An end to innocence indeed. Today – Dec 8 – I just heard is the anniversary of John Lennon’s death. Are we now almost immune to feelings of shock and rage and horror after so many assassinations in our lifetime?
Well told. This is going to be a prompt of many sad revelations.
I sometimes wonder if I have some sort of memory deficit, either physical or psychological. The very first “remember exactly where you were when it happened” that I can recall for me was the loss of the Challenger and its crew. I was thirty. So much of my childhood is just gone.
I graduated grade school in 1970. In the late 60s we still had Home Ec for girls. I remember that our school had a complete Home Ec classroom, with sinks, stoves, ovens etc. Once a year, the girls had to make and serve a luncheon for the boys. Us boys had “Shop.” Which I loved, since I’d been using tools with my Dad since I was about six!

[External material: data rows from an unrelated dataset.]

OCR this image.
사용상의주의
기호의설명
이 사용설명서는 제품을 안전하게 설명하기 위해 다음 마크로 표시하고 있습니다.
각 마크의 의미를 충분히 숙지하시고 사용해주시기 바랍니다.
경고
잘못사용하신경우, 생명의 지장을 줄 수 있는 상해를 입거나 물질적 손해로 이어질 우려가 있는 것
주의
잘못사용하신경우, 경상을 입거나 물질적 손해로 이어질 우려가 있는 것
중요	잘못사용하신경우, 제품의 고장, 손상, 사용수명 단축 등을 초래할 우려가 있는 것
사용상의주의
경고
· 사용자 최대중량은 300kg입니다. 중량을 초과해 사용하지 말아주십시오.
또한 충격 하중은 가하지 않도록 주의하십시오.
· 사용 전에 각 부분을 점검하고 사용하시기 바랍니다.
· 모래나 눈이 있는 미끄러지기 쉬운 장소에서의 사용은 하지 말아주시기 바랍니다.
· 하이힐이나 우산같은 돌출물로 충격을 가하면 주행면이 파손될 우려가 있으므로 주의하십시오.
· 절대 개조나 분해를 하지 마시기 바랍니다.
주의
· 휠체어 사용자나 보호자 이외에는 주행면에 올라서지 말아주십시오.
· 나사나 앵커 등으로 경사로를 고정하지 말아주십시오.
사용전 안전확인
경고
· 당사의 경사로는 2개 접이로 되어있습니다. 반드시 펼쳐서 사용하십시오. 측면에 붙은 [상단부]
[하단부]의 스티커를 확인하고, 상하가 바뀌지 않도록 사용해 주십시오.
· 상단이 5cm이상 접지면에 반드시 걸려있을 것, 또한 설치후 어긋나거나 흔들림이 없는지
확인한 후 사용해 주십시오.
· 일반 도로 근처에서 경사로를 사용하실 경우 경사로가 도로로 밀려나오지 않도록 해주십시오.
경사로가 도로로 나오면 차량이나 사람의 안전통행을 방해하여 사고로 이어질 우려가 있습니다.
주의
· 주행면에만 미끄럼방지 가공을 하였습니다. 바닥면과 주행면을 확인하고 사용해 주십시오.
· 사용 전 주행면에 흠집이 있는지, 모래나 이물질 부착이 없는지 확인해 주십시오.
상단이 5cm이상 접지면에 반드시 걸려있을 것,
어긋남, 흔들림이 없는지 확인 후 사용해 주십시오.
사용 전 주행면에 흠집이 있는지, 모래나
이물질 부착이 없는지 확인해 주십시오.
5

Just let me add now that, not only was this, as Dana noted, a horrible/wonderful story, Suzy, but I’ve now get Henley’s song as an earworm again. Glad I’ve always liked it.
JFK’s assassination marked the transition from innocence and complacency to a time of disillusion and cynicism for most of us.
You are right Suzy, I think just about all of us remember where we were when we learned about JFK’s assassination. I was not in the US, so didn’t experience the endless TV coverage at the time, but did see it to a certain extent later as the story lingered through the Warren report and psyches. So much changed after that.